In Sweden, Stora Enso is making powerful investments in its board mill in Skoghall as well as in its pulp mill in Skutskär. Skoghall has a capacity of 800,000 tonnes of board, mainly liquid board, as well as 650,000 tonnes of pulps. At the moment 97 million euros are invested to increase the capacity of board to 900,000 tonnes. The investment is expected to be completed in the second half of 2023. The mill in Skutskär, with a capacity of 540,000 tonnes of pulp, is Europe's largest producer of fluff pulp and 40 million euros are invested to increase efficiency and lower the carbon footprint.
UPM doesn't skimp on investments either. The two largest, however, take place outside the Nordic countries, namely in Germany and Uruguay. In Leuna, Germany, 750 million euros is invested in the construction of the world's first large-scale biorefinery. With a planned start at the end of 2023, production of biochemicals based on sustainable wood raw material will take place. The capacity will be 220,000 tonnes. In Paso de los Toros in Uruguay, UPM will soon put a new giant pulp mill into operation with a capacity of two million tonnes of eucalyptus pulp. The entire investment covers two billion euros. As UPM already has a pulp mill, Frey Bentos, in Uruguay, Paso de los Toros will be their second in the country.
There seems to be no lack of initiative and optimism among the large Swedish and Finnish forest companies. They feel the wind in the sails in important product areas and have at the same time drawn the consequences of the shrinking printing paper market. In addition to investments in "traditional" products such as packaging materials and tissue paper, which have good market prospects, there are also substantial investments in completely new areas that challenge oil-based products in textiles, biochemicals, biofuels and materials. In the wake of larger and more efficient pulp mills, the mills’ side streams become larger and thus commercially interesting for the manufacture of other products. The wave of investment will therefore roll on, also in new product areas and possibly in partnerships with actors outside the forest industry.

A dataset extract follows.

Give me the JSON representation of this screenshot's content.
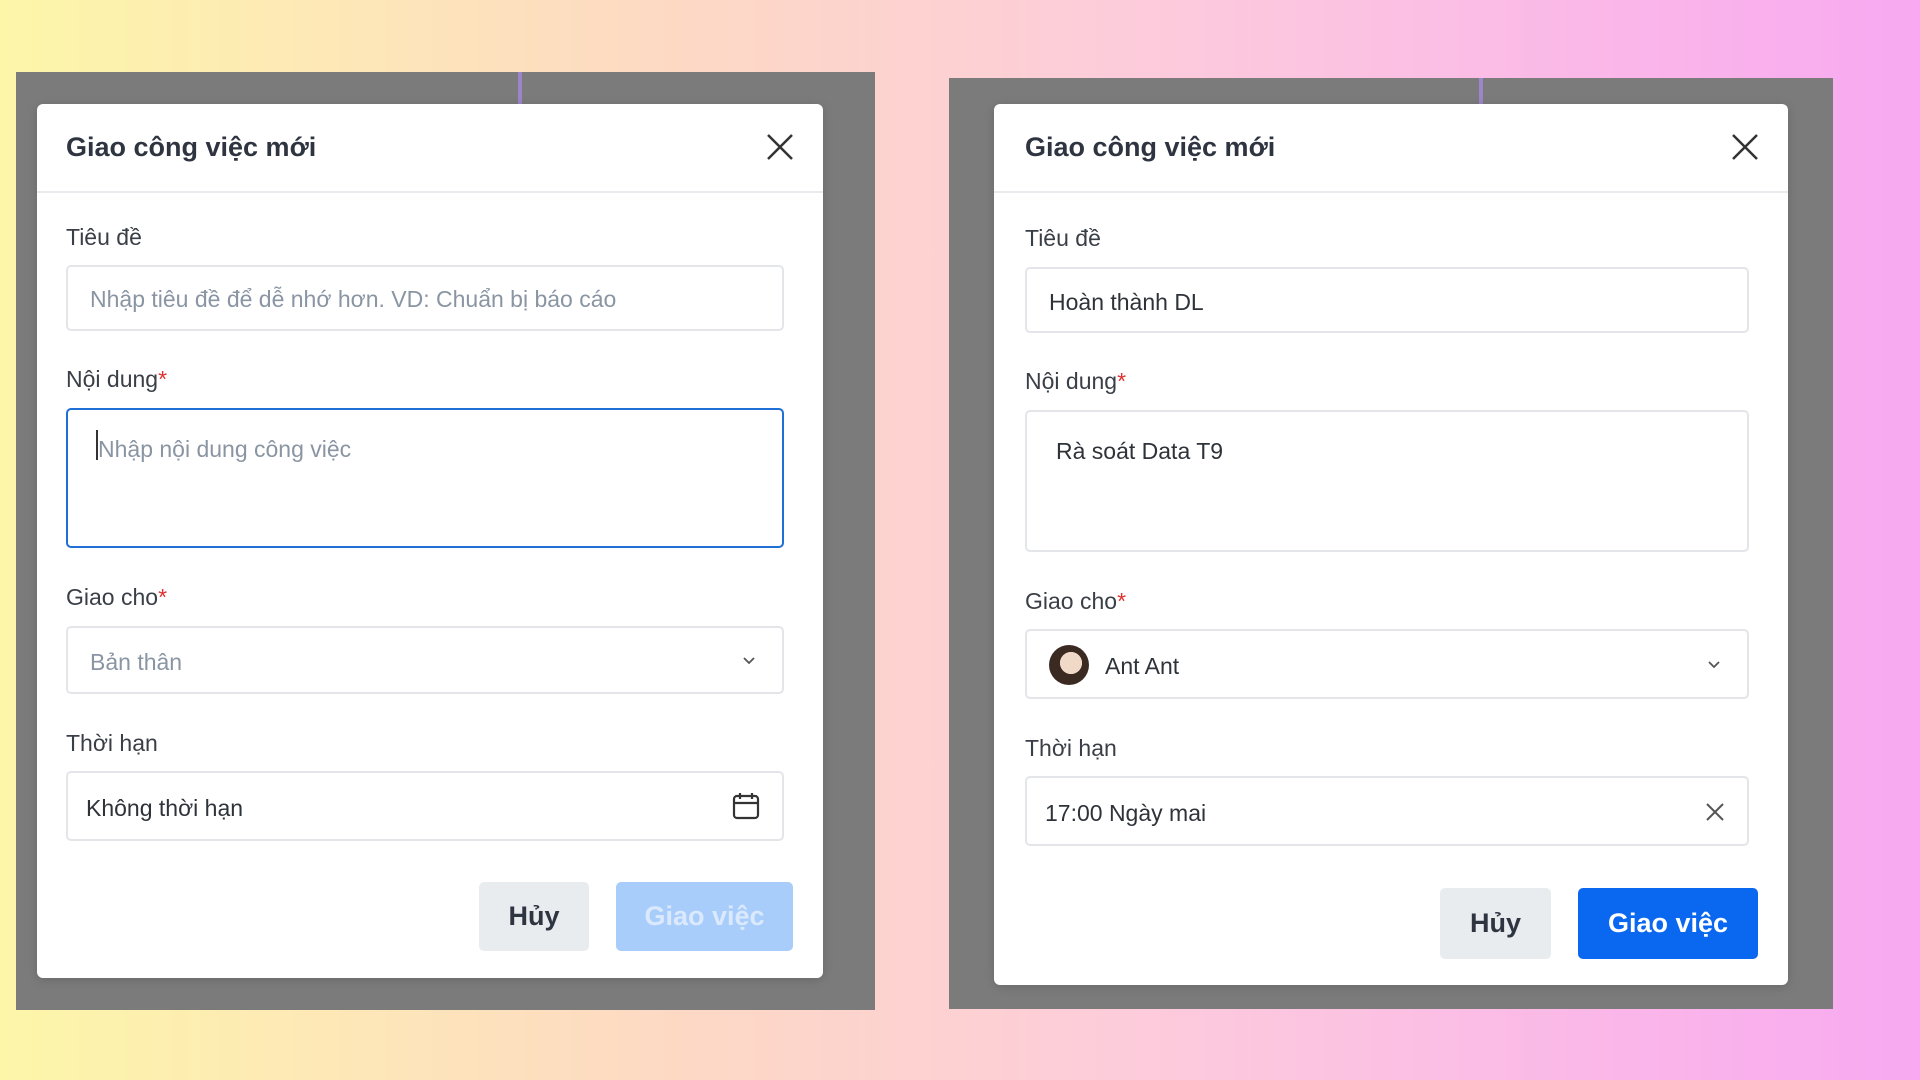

Sören Back has been working in the Swedish pulp and paper industry since 1976. With an M.Sc. in chemistry with focus on in pulp and paper technology the career spans from production control, product development, sales and marketing to communications, including PR, primarily in managerial positions. Over the years Sören has worked for MoDo Paper, M-real, now Metsä Board, and SP Processum but is now running his own business, SB Kommunikation AB, as freelance writer and communications consultant with customers mainly within the pulp and paper industry.